最強のランドクルーザーは最高額でもある ― 経済性ではなく筋力に賭けたハイブリッド
トヨタは新型ハイブリッドユニットi-Force Maxを搭載したランドクルーザー300シリーズの豪州価格を発表した。モデル史上最強かつ最高額の「クルーザー」となる。販売は2026年半ばに始まり、ディーゼル版に対する追加額は8900豪ドルだ。
ハイブリッドは最上位2グレードのみで提供される。ランドクルーザーGR Sport Hybridの価格は156,060豪ドル、Sahara ZX Hybridは156,810豪ドル。比較すると、3.3リッターディーゼルV6を積む同等仕様は8900ドル安い。トヨタは初めから明示している ― これはディーゼルの大量代替ではなく、ラインアップで最大限のトラクションとステータスを求める層向けの高価版だ、と。
パワーユニットはピックアップTundraでお馴染みのものだ。基幹は3.4リッターのツインターボガソリンV6で、エンジンと10速オートマの間に挟まれたモーター・ジェネレーターと、1.8kWhのニッケル水素バッテリーが車体後部に置かれる。そのためにスペアタイヤの位置は移されている。
合算出力は341kW・790Nm。ディーゼル版ランドクルーザー300より114kW・90Nmも上回る。それでいてトヨタはこのシステムを率直に「省燃費」ではなく「パフォーマンス」ハイブリッドと呼んでいる。
トヨタ・オーストラリアのセールス、マーケティング、ディーラーネットワーク担当副社長ジョン・パパス氏は次のように述べた。「カムリやRAV4のような車に積まれる省燃費型ハイブリッドとは違い、このハイブリッドユニットは性能の向上に全力を注いでいる ― 舗装路をはるかに離れたオフロードの冒険でも、キャラバンや馬運車、ボートのような重い荷の牽引でも、目的はそこにある。」
牽引性能は据え置き ― ブレーキ付きトレーラーで最大3500kgまで。フルタイム四駆だ。Sahara ZXはリアにトルセン式LSDを採用、GR Sportは前後デフロックに加え、電子制御サスペンションE-KDSSを備える。両ハイブリッド版とも5人乗りで、ディーゼルのGR SportやSahara ZXと同様だ。7人乗りが必要な層にはトヨタは事実上Lexus LX700hを案内する形となるが、その価格はすでに諸費用抜きで199,800豪ドルだ。

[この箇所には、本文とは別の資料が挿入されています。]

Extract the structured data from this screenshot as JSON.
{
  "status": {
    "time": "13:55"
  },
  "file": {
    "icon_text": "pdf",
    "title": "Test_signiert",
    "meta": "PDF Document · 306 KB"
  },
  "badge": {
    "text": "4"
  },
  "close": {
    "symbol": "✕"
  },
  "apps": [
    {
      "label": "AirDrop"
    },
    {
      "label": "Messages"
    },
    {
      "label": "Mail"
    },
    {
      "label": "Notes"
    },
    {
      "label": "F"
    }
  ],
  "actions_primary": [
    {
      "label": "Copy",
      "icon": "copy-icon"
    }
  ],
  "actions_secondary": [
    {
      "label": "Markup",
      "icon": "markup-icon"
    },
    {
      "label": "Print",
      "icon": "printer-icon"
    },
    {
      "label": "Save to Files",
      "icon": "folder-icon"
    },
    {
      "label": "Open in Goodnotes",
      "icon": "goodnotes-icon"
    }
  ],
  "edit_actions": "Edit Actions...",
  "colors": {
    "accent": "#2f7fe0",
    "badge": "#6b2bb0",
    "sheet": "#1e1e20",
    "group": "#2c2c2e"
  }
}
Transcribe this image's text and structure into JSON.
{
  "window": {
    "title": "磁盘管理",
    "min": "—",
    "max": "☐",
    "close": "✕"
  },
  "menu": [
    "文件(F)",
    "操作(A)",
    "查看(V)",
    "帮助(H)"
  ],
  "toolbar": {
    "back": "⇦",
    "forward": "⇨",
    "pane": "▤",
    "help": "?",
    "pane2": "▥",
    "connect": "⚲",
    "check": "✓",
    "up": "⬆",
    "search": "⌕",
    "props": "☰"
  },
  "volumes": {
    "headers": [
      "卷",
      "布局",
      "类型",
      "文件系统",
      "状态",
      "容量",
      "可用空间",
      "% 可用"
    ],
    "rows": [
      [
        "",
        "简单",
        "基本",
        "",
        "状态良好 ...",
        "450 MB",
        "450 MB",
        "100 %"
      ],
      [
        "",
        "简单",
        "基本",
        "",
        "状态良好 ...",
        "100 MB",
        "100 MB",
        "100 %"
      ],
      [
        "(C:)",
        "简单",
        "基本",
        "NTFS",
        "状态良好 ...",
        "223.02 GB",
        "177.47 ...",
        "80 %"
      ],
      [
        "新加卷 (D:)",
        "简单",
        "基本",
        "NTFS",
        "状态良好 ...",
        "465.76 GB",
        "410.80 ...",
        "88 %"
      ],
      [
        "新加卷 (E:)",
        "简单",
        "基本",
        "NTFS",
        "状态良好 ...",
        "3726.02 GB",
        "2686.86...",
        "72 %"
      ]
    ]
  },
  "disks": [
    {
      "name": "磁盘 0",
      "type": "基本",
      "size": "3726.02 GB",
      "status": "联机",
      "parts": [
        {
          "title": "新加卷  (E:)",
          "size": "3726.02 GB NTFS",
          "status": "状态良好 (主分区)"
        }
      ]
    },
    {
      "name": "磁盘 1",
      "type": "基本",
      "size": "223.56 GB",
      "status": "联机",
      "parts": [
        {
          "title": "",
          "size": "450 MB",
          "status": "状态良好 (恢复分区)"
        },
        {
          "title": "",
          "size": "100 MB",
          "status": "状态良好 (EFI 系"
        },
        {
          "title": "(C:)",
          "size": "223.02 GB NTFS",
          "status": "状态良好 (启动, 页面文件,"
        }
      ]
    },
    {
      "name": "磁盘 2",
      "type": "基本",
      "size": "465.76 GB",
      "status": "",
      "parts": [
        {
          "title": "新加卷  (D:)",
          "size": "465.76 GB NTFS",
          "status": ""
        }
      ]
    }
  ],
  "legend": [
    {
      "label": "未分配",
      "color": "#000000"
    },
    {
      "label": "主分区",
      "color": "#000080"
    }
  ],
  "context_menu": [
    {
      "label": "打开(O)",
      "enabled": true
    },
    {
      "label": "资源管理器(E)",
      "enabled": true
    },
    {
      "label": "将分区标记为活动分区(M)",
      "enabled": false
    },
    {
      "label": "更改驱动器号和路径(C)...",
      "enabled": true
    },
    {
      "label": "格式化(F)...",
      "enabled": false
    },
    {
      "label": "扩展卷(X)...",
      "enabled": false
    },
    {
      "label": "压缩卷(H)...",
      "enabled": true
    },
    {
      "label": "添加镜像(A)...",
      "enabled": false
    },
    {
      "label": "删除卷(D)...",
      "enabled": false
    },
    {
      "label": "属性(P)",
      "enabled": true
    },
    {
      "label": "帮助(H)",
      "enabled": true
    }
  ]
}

エンジン以外にも実用的な違いがある。ハイブリッドのランドクルーザーは油圧式から電動式パワーステアリングへ移行し、小型機器に給電できる200V/1500Wのリアコンセント、そして40:20:40分割の2列目シートバックを得る。豪州での燃費はまだ公表されていないが、海外値は10.9L/100km。これは現地ディーゼルの公表値8.9L/100kmより明らかに高く、購入者は古典的なハイブリッドの節約は期待しないほうがよい。
保証は5年・走行距離無制限。最初の5年または10万kmは1回の整備につき450豪ドルの定額メンテナンスプランが適用される。
豪州でのトヨタの最大の悩みの種はディーゼル勢ではなく、中国のDenza B8だ。すでに発売されており、同じく3500kgを牽引でき、3列シート、プラグインハイブリッドシステムを備え、価格は91,000~97,990豪ドル。ランドクルーザーは価格ではなく、評判とオフロードの血統で応酬する。だが久々に、トヨタはなぜ最も高価なランドクルーザーが最も低燃費でも最も広くもないのかを説明しなければならない場面に立たされている。